The 70-year-old said inflation is what’s driving more people to their doors.
“When inflation goes up, their pay doesn’t go up. So, they’re really struggling to meet in between there,” Hackworth said.
Before the start of the pandemic, the food pantry saw a year over year decline in food insecurity. It’s now gone from serving around 50 families a month to around 600.
Organizers noted it is continuing to help several families affected by the December 2021 tornadoes that hit Western Kentucky.
“This is a real need in our community and so that’s why we’re active about running this pantry,” said Hackworth.
Food pantry leaders say they are also challenged with a spike in food costs.
“Our bill of groceries used to be probably $30 a box valued at. Now, with our meat products, we’re valued almost at $100 a box,” Hackworth explained.
The surge in prices has hurt certain populations more than others, according to Hackworth.
“One of our biggest problems is our older generation,” he said. “They’ll give up their food before they give up paying their bills.”
Visiting the food pantry is simply a routine for Terah Parker and her family of seven.

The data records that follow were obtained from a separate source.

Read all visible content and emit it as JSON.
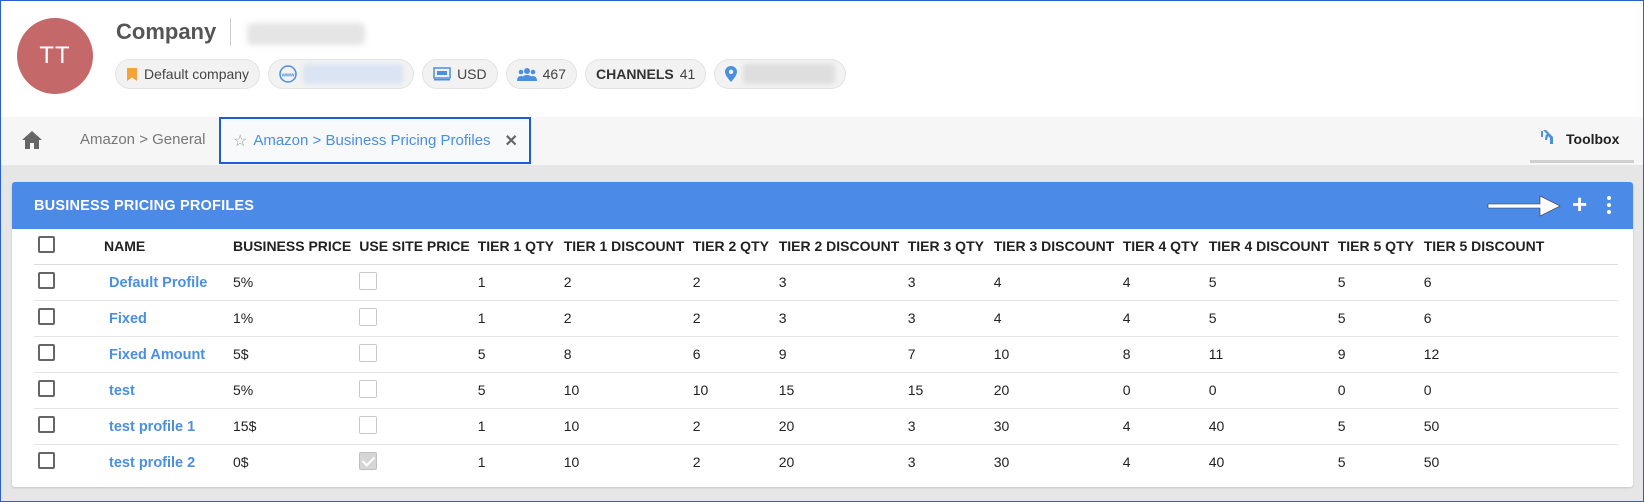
{
  "header": {
    "avatar_initials": "TT",
    "title": "Company",
    "chips": {
      "default_company": "Default company",
      "currency": "USD",
      "users_count": "467",
      "channels_label": "CHANNELS",
      "channels_count": "41"
    }
  },
  "tabs": {
    "general": "Amazon > General",
    "active": "Amazon > Business Pricing Profiles",
    "toolbox": "Toolbox"
  },
  "card": {
    "title": "BUSINESS PRICING PROFILES"
  },
  "table": {
    "columns": [
      "NAME",
      "BUSINESS PRICE",
      "USE SITE PRICE",
      "TIER 1 QTY",
      "TIER 1 DISCOUNT",
      "TIER 2 QTY",
      "TIER 2 DISCOUNT",
      "TIER 3 QTY",
      "TIER 3 DISCOUNT",
      "TIER 4 QTY",
      "TIER 4 DISCOUNT",
      "TIER 5 QTY",
      "TIER 5 DISCOUNT"
    ],
    "rows": [
      {
        "name": "Default Profile",
        "business_price": "5%",
        "use_site_price": false,
        "t1q": "1",
        "t1d": "2",
        "t2q": "2",
        "t2d": "3",
        "t3q": "3",
        "t3d": "4",
        "t4q": "4",
        "t4d": "5",
        "t5q": "5",
        "t5d": "6"
      },
      {
        "name": "Fixed",
        "business_price": "1%",
        "use_site_price": false,
        "t1q": "1",
        "t1d": "2",
        "t2q": "2",
        "t2d": "3",
        "t3q": "3",
        "t3d": "4",
        "t4q": "4",
        "t4d": "5",
        "t5q": "5",
        "t5d": "6"
      },
      {
        "name": "Fixed Amount",
        "business_price": "5$",
        "use_site_price": false,
        "t1q": "5",
        "t1d": "8",
        "t2q": "6",
        "t2d": "9",
        "t3q": "7",
        "t3d": "10",
        "t4q": "8",
        "t4d": "11",
        "t5q": "9",
        "t5d": "12"
      },
      {
        "name": "test",
        "business_price": "5%",
        "use_site_price": false,
        "t1q": "5",
        "t1d": "10",
        "t2q": "10",
        "t2d": "15",
        "t3q": "15",
        "t3d": "20",
        "t4q": "0",
        "t4d": "0",
        "t5q": "0",
        "t5d": "0"
      },
      {
        "name": "test profile 1",
        "business_price": "15$",
        "use_site_price": false,
        "t1q": "1",
        "t1d": "10",
        "t2q": "2",
        "t2d": "20",
        "t3q": "3",
        "t3d": "30",
        "t4q": "4",
        "t4d": "40",
        "t5q": "5",
        "t5d": "50"
      },
      {
        "name": "test profile 2",
        "business_price": "0$",
        "use_site_price": true,
        "t1q": "1",
        "t1d": "10",
        "t2q": "2",
        "t2d": "20",
        "t3q": "3",
        "t3d": "30",
        "t4q": "4",
        "t4d": "40",
        "t5q": "5",
        "t5d": "50"
      }
    ]
  },
  "colors": {
    "accent": "#4c8ae8",
    "link": "#4a8fe0",
    "avatar": "#c4686a",
    "tab_highlight": "#1f5bd6"
  }
}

“I’m not kidding you. I mean, it gets down to the cupboards where you’re pulling and you’re being really creative,” explains Parker.
Prices are climbing out of reach for the 37-year-old stay at home mom. Parker recently had her food stamps slashed from $1,200 to $600 dollars after Kentucky scaled back its food stamp assistance.

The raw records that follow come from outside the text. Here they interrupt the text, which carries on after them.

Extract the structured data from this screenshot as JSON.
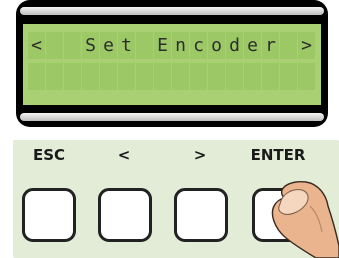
{
  "display": {
    "cells": [
      [
        "<",
        "",
        "",
        "S",
        "e",
        "t",
        "",
        "E",
        "n",
        "c",
        "o",
        "d",
        "e",
        "r",
        "",
        ">"
      ],
      [
        "",
        "",
        "",
        "",
        "",
        "",
        "",
        "",
        "",
        "",
        "",
        "",
        "",
        "",
        "",
        ""
      ]
    ]
  },
  "keypad": {
    "labels": {
      "esc": "ESC",
      "left": "<",
      "right": ">",
      "enter": "ENTER"
    }
  },
  "colors": {
    "lcd_background": "#a9d072",
    "lcd_cell": "#9cc865",
    "lcd_text": "#2d2d2d",
    "keypad_background": "#e2ecd7"
  },
  "icons": {
    "pressing_finger": "finger-press-icon"
  }
}
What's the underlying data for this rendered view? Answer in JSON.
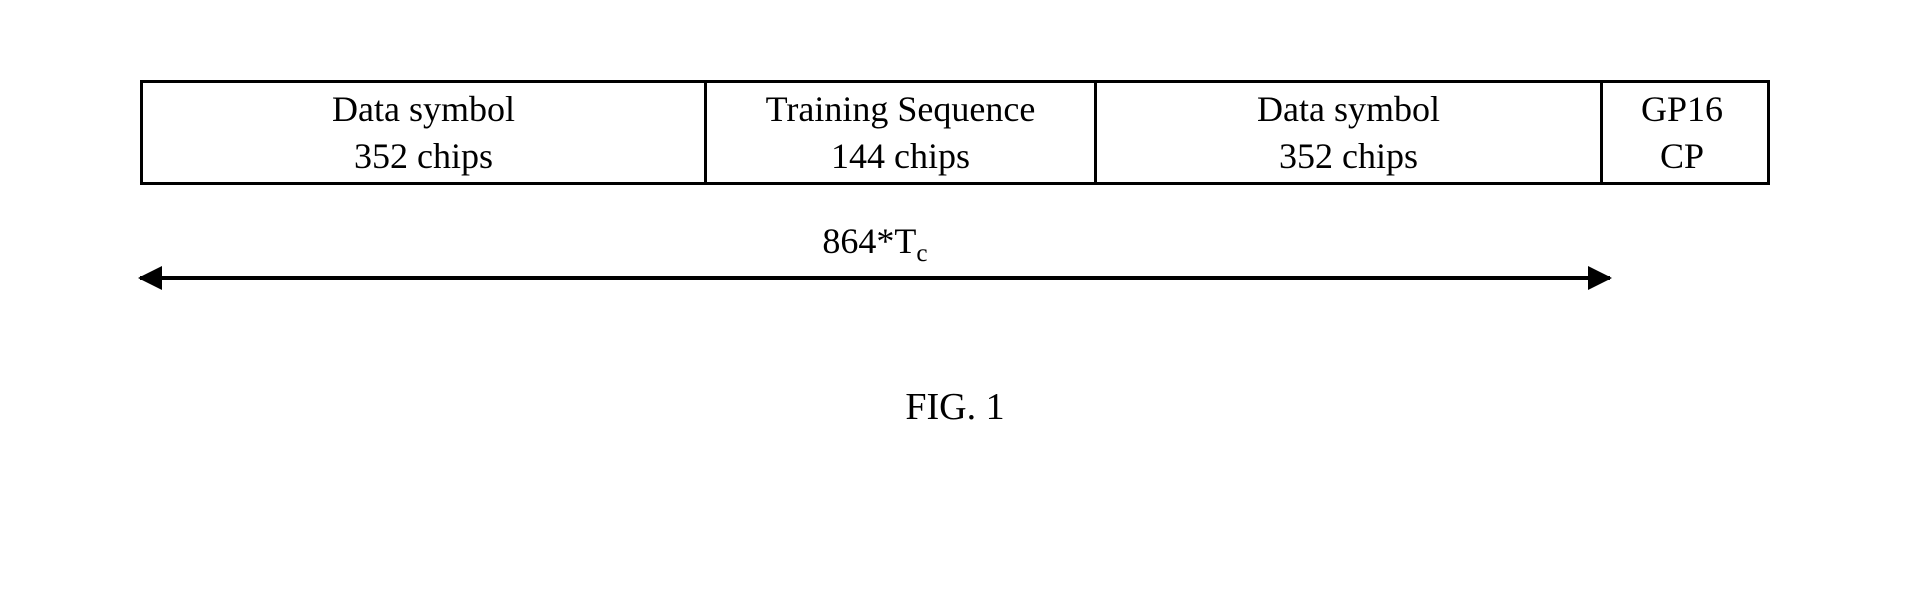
{
  "cells": [
    {
      "line1": "Data symbol",
      "line2": "352 chips"
    },
    {
      "line1": "Training Sequence",
      "line2": "144 chips"
    },
    {
      "line1": "Data symbol",
      "line2": "352 chips"
    },
    {
      "line1": "GP16",
      "line2": "CP"
    }
  ],
  "arrow": {
    "prefix": "864*T",
    "sub": "c"
  },
  "figure": "FIG. 1"
}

“I’m super stressed out financially as it is because of everything. It’s hard—you cut back, you don’t buy, you try to make everything last,” said Parker.
Regardless of the challenges, Hackworth said he and the other volunteers will continue their work helping families get by.
“We don’t know their circumstances, so we just try to talk to them and meet needs as we can,” said Hackworth.
According to the U.S. Department of Agriculture, food prices are expected to rise by 3-4% by the end of the year.
Greenwood Park Church of Christ’s food pantry is always accepting donations from the community. Hackworth said you can either give monetary donations or food donations.